Michel alors s’approcha de lui, fit une nouvelle pesée avec son couteau sur le morceau de bois, qu’il tira de la queue sanglante, de l’animal, sans que celui-ci parût éprouver une amélioration à la fin de son supplice.

Je crus Catilina mort.

Je m’approchai de lui ; ses membres étaient roides comme le sont ceux d’un lièvre forcé par les lévriers ; l’œil seul était ouvert, et conservait cette étincelle de vie qui indique plutôt la volonté que la puissance.

— Michel, dis-je, prenez un pot à l’eau, et videz-le-lui sur la tête.

Michel regarda autour de lui. Dans une espèce de bac, il vit de l’eau, en apporta ce que ses deux mains pouvaient en contenir, et la jeta sur la tête de Catilina.

Celui-ci éternua, secoua la tête, mais ce fut tout.

— Ah ! Monsieur, dit Michel, voilà bien des façons pour un brigand comme celui-là. Emportons-le à la maison, et, s’il revient, il reviendra.

Et, sur ces mots, Michel prit Catilina par la peau du cou,

et, le rapportant à la maison, le jeta sur la pelouse du jardin.

Le hasard nous servit à souhait ; pendant l’exécution de Catilina, le ciel s’était voilé, comme pendant le festin de Thyeste.

Mais, comme c’eut été trop d’un orage pour un fait aussi secondaire, et que les hommes ont l’orgueil de garder le tonnerre pour eux, la pluie commença de tomber, mais sans foudre ni éclairs.

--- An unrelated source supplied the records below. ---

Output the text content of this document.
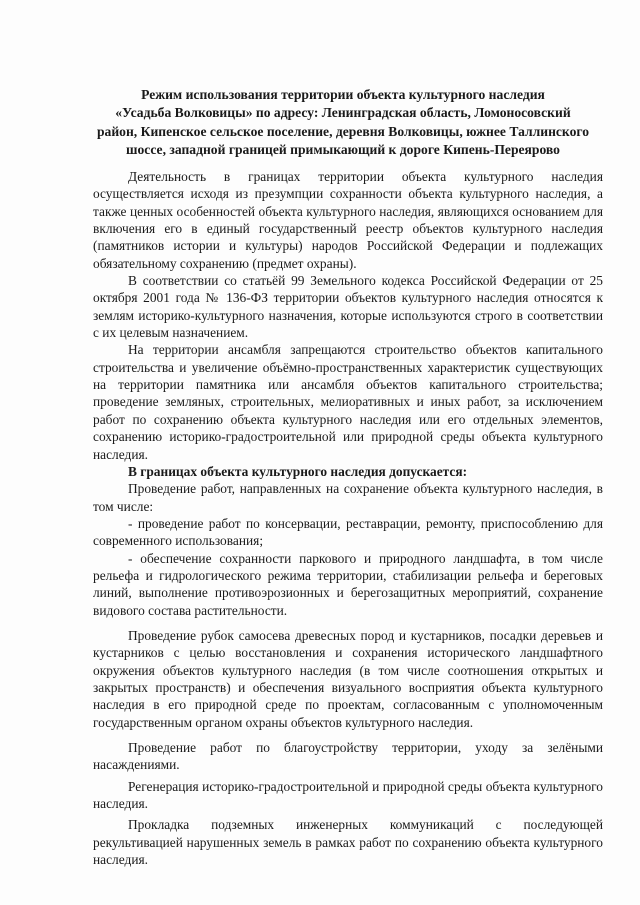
Режим использования территории объекта культурного наследия
«Усадьба Волковицы» по адресу: Ленинградская область, Ломоносовский
район, Кипенское сельское поселение, деревня Волковицы, южнее Таллинского
шоссе, западной границей примыкающий к дороге Кипень-Переярово

Деятельность в границах территории объекта культурного наследия осуществляется исходя из презумпции сохранности объекта культурного наследия, а также ценных особенностей объекта культурного наследия, являющихся основанием для включения его в единый государственный реестр объектов культурного наследия (памятников истории и культуры) народов Российской Федерации и подлежащих обязательному сохранению (предмет охраны).

В соответствии со статьёй 99 Земельного кодекса Российской Федерации от 25 октября 2001 года № 136-ФЗ территории объектов культурного наследия относятся к землям историко-культурного назначения, которые используются строго в соответствии с их целевым назначением.

На территории ансамбля запрещаются строительство объектов капитального строительства и увеличение объёмно-пространственных характеристик существующих на территории памятника или ансамбля объектов капитального строительства; проведение земляных, строительных, мелиоративных и иных работ, за исключением работ по сохранению объекта культурного наследия или его отдельных элементов, сохранению историко-градостроительной или природной среды объекта культурного наследия.

В границах объекта культурного наследия допускается:

Проведение работ, направленных на сохранение объекта культурного наследия, в том числе:

- проведение работ по консервации, реставрации, ремонту, приспособлению для современного использования;

- обеспечение сохранности паркового и природного ландшафта, в том числе рельефа и гидрологического режима территории, стабилизации рельефа и береговых линий, выполнение противоэрозионных и берегозащитных мероприятий, сохранение видового состава растительности.

Проведение рубок самосева древесных пород и кустарников, посадки деревьев и кустарников с целью восстановления и сохранения исторического ландшафтного окружения объектов культурного наследия (в том числе соотношения открытых и закрытых пространств) и обеспечения визуального восприятия объекта культурного наследия в его природной среде по проектам, согласованным с уполномоченным государственным органом охраны объектов культурного наследия.

Проведение работ по благоустройству территории, уходу за зелёными насаждениями.

Регенерация историко-градостроительной и природной среды объекта культурного наследия.

Прокладка подземных инженерных коммуникаций с последующей рекультивацией нарушенных земель в рамках работ по сохранению объекта культурного наследия.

Cette pluie pénétra peu à peu les membres roidis de Catilina : il les retira à lui les uns après les autres, puis se souleva sur ses quatre pattes ; mais, ne pouvant se soutenir, il s’assit sur son derrière, et demeura immobile, l’œil éteint, et dans un état de profonde stupidité.

— Michel, dis-je, je crois que la leçon a été trop forte.

Michel s’approcha de Catilina, qui ne donna aucun signe d’épouvante à son aspect ; il lui releva les babines, il lui ouvrit et lui referma les yeux, il lui cria son nom aux oreilles.

Rien n’y fit.

— Monsieur, me dit-il, Catilina est devenu gâteux, il faut renvoyer chez Sanfourche.

Sanfourche, comme on sait, est l’Esquirol des chiens — Le jour même, Catilina fut conduit chez Sanfourche.